Adobe Systems Inc., San Jose, Calif.,
introduced Adobe Acrobat 3-D Jan 23. It lets people using
the free Adobe Reader viewer interact with 3-D models created
in a variety of CAD software applications and converted to
Adobe's PDF format. Anyone with the Adobe Reader 7.0.7 can
view, enter comments, make cross sections, animate and add
textures and materials to elements of 3-D CAD drawings, as
long as the creator of the original PDF file has enabled those
capabilities.
The software also interacts with
Microsoft's Word, Excel and PowerPoint programs, so Adobe
Acrobat 3-D files can be inserted into their documents.

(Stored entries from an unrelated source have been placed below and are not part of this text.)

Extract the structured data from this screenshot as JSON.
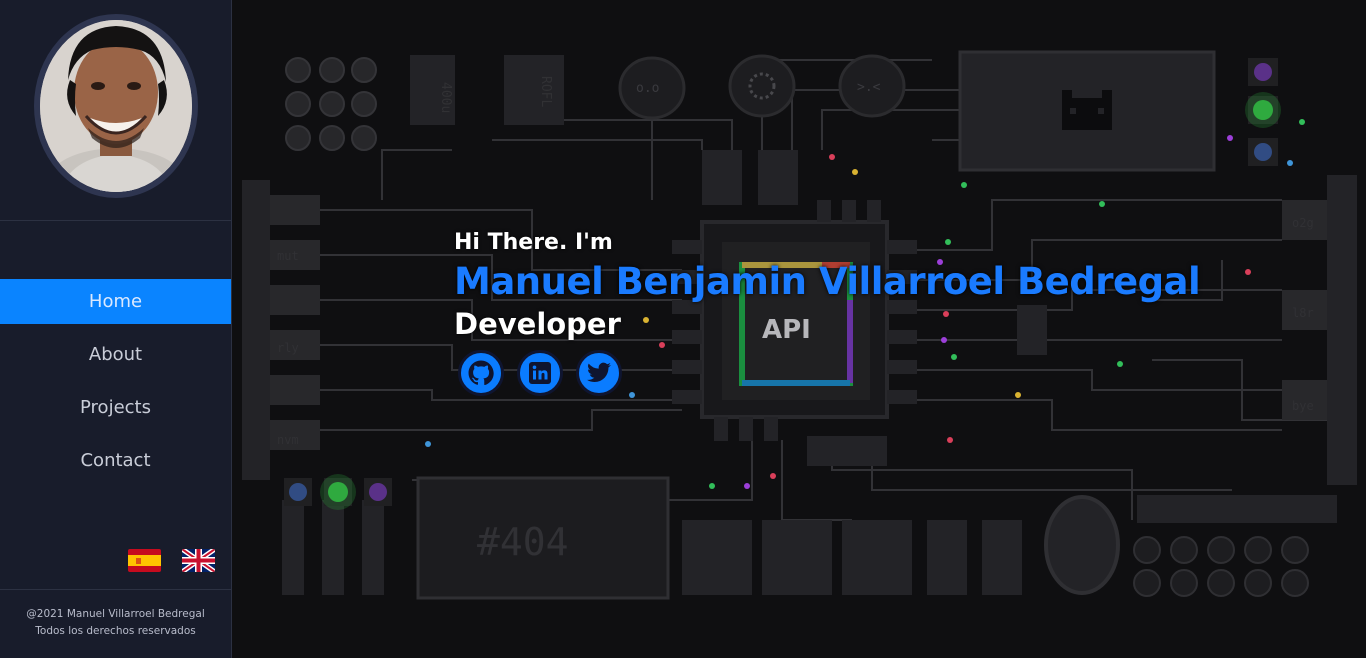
{
  "sidebar": {
    "nav": [
      {
        "label": "Home",
        "active": true
      },
      {
        "label": "About",
        "active": false
      },
      {
        "label": "Projects",
        "active": false
      },
      {
        "label": "Contact",
        "active": false
      }
    ],
    "languages": [
      {
        "icon": "spain-flag-icon"
      },
      {
        "icon": "uk-flag-icon"
      }
    ],
    "footer": {
      "copyright": "@2021 Manuel Villarroel Bedregal",
      "rights": "Todos los derechos reservados"
    }
  },
  "hero": {
    "greeting": "Hi There. I'm",
    "name": "Manuel Benjamin Villarroel Bedregal",
    "role": "Developer",
    "socials": [
      {
        "icon": "github-icon"
      },
      {
        "icon": "linkedin-icon"
      },
      {
        "icon": "twitter-icon"
      }
    ]
  },
  "background": {
    "chip_label": "API",
    "board_labels": [
      "400u",
      "ROFL",
      "o.o",
      ">.<",
      "#404",
      "mut",
      "rly",
      "nvm",
      "o2g",
      "l8r",
      "bye"
    ]
  },
  "colors": {
    "accent": "#0a84ff",
    "sidebar_bg": "#181c2b",
    "name_color": "#1a7bff"
  }
}
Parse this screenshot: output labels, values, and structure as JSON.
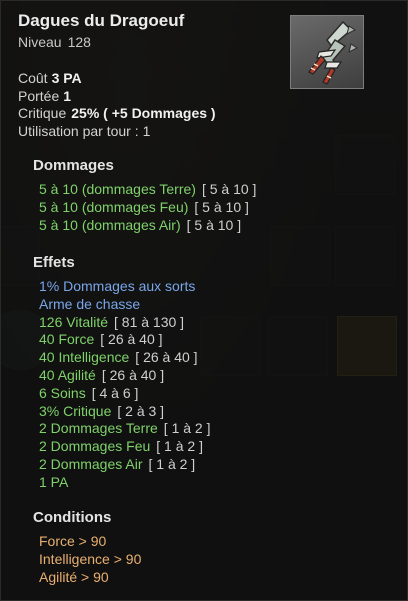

When
the Microsoft files are converted to PDFs, embedded 3-D objects
can be viewed with Adobe Reader. "The big thing is extending
what we've been doing to embrace 3-D content," says Patrick
Aragon, Adobe's product marketing manager for Acrobat in architecture,
engineering and construction.
Adobe Reader is something "everybody
in the construction industry uses," says technology consultant
Christian Burger,president of Burger Consulting Group, Chicago.
The new product eliminates the old limitation, which was that
if you were a contractor, you couldn't view 3-D drawings unless
you had the original 3-D software, he says.